Bullwinkle's tools for dealing with this morass of garbage are two-fold: jumping up and down, and doing a really short-range headbutt that only seems to affect Boris Badenov and nothing else. Luckily, the city is built in such a way that the windows are valid platforms...
|Oh, it's that kind of game|
|Yes, this is normal|
...and even the electric poles...
...but none of that helps because bombs are constantly raining down from the sky, and my patience is quickly wearing thin.
|I buy this, actually|
After about 10 deaths and 300 loops of the single song that plays, I make it to the next section. And by next section, I mean a sewer. A sewer that has the exact same music as above ground.
|It's like a dream come true|
Even better, if Bullwinkle loses all his lives, GAME OVER! Start from the beginning, sucker. And listen to the same song 423590 more times.
But Bullwinkle and I are strong! We push through and get through the sewers! There we get a cut-scene and find that Rocky is being dangled over the city streets, and we have to climb a building to save him. It's really important stuff!
But first, a baffling minigame.
|This is a perfect encapsulation of my weirdest dreams|
Anyway, I fail to catch Rocky (splat) and finally (finally (FINALLY)) get to the next level, which, thankfully, is playing exactly the same music.

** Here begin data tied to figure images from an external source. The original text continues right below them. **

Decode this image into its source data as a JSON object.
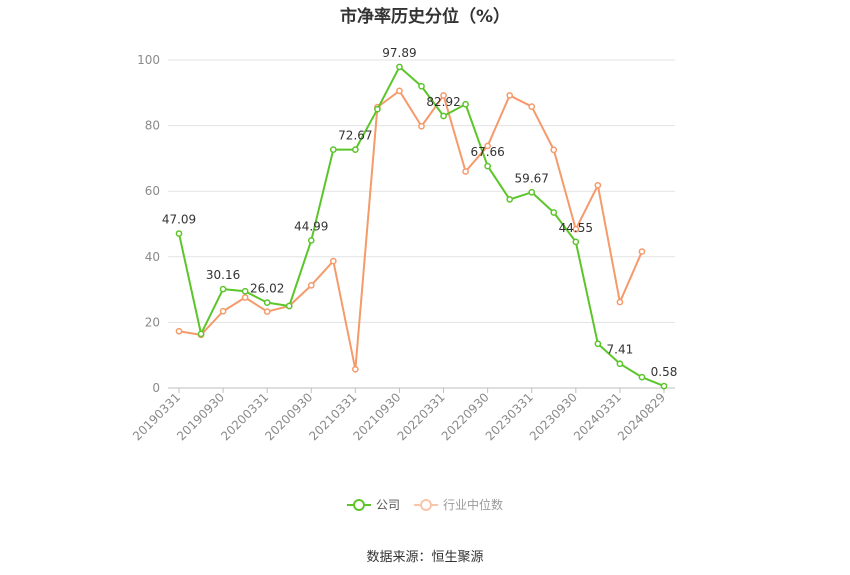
{
  "chart_data": {
    "type": "line",
    "title": "市净率历史分位（%）",
    "x": [
      "20190331",
      "20190630",
      "20190930",
      "20191231",
      "20200331",
      "20200630",
      "20200930",
      "20201231",
      "20210331",
      "20210630",
      "20210930",
      "20211231",
      "20220331",
      "20220630",
      "20220930",
      "20221231",
      "20230331",
      "20230630",
      "20230930",
      "20231231",
      "20240331",
      "20240630",
      "20240829"
    ],
    "x_tick_labels": [
      "20190331",
      "20190930",
      "20200331",
      "20200930",
      "20210331",
      "20210930",
      "20220331",
      "20220930",
      "20230331",
      "20230930",
      "20240331",
      "20240829"
    ],
    "ylim": [
      0,
      100
    ],
    "y_ticks": [
      0,
      20,
      40,
      60,
      80,
      100
    ],
    "grid": true,
    "legend_position": "bottom",
    "series": [
      {
        "name": "公司",
        "color": "#5cc52a",
        "values": [
          47.09,
          16.5,
          30.16,
          29.5,
          26.02,
          25.0,
          44.99,
          72.67,
          72.67,
          85.0,
          97.89,
          92.0,
          82.92,
          86.5,
          67.66,
          57.5,
          59.67,
          53.5,
          44.55,
          13.5,
          7.41,
          3.3,
          0.58
        ],
        "data_labels": {
          "0": "47.09",
          "2": "30.16",
          "4": "26.02",
          "6": "44.99",
          "8": "72.67",
          "10": "97.89",
          "12": "82.92",
          "14": "67.66",
          "16": "59.67",
          "18": "44.55",
          "20": "7.41",
          "22": "0.58"
        }
      },
      {
        "name": "行业中位数",
        "color": "#f59a6b",
        "values": [
          17.3,
          16.2,
          23.4,
          27.6,
          23.3,
          25.0,
          31.3,
          38.7,
          5.7,
          85.6,
          90.6,
          79.8,
          89.2,
          66.0,
          73.8,
          89.2,
          85.8,
          72.6,
          48.4,
          61.8,
          26.2,
          41.6,
          null
        ]
      }
    ]
  },
  "source_text": "数据来源：恒生聚源"
}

Does this game legitimately only have one song??
|What even is that falling thing|
A little background: apparently this is a remake of an NES game, and apparently it DOES have other songs. They are just buried in the 2nd and 3rd levels, which are impossible to get to without completely losing hope in the rest of your life.
Oh, and here's an interesting tid-bit from Wikipedia:
"The Game Boy version's level design is the same as The Ren & Stimpy Show: Space Cadet Adventures (also developed by Imagineering)."
Sometimes when I play these games, I like to imagine that there was one kid out there whose only game was whatever I am playing.
It's their birthday, and their first game for the Game Boy was The Adventures of Rocky and Bullwinkle. To a 10 year old, quality isn't so important: this is their game. And they will play it and like it and eventually finish it.
In this case, I like to imagine some poor kid whose SECOND game was The Ren & Stimpy Show: Space Cadet Adventures. The car ride home is almost unbearable: the box is on the floor, discarded; the manual smells fresh; the cartridge is gray and weighty. The car door is open, run up to grab the Game Boy, plug in the cartridge. Rocky and Bullwinkle was so good, maybe this will be even better!!
Oh wait no it's the same exact game with different graphics. It's no wonder they look as haggard as Bullwinkle. Ever seen a haggard 10 year old?
But there's always a good side to things. Some kid, some lucky kid, got both of these games in a row and decided that there were many better hobbies than video games.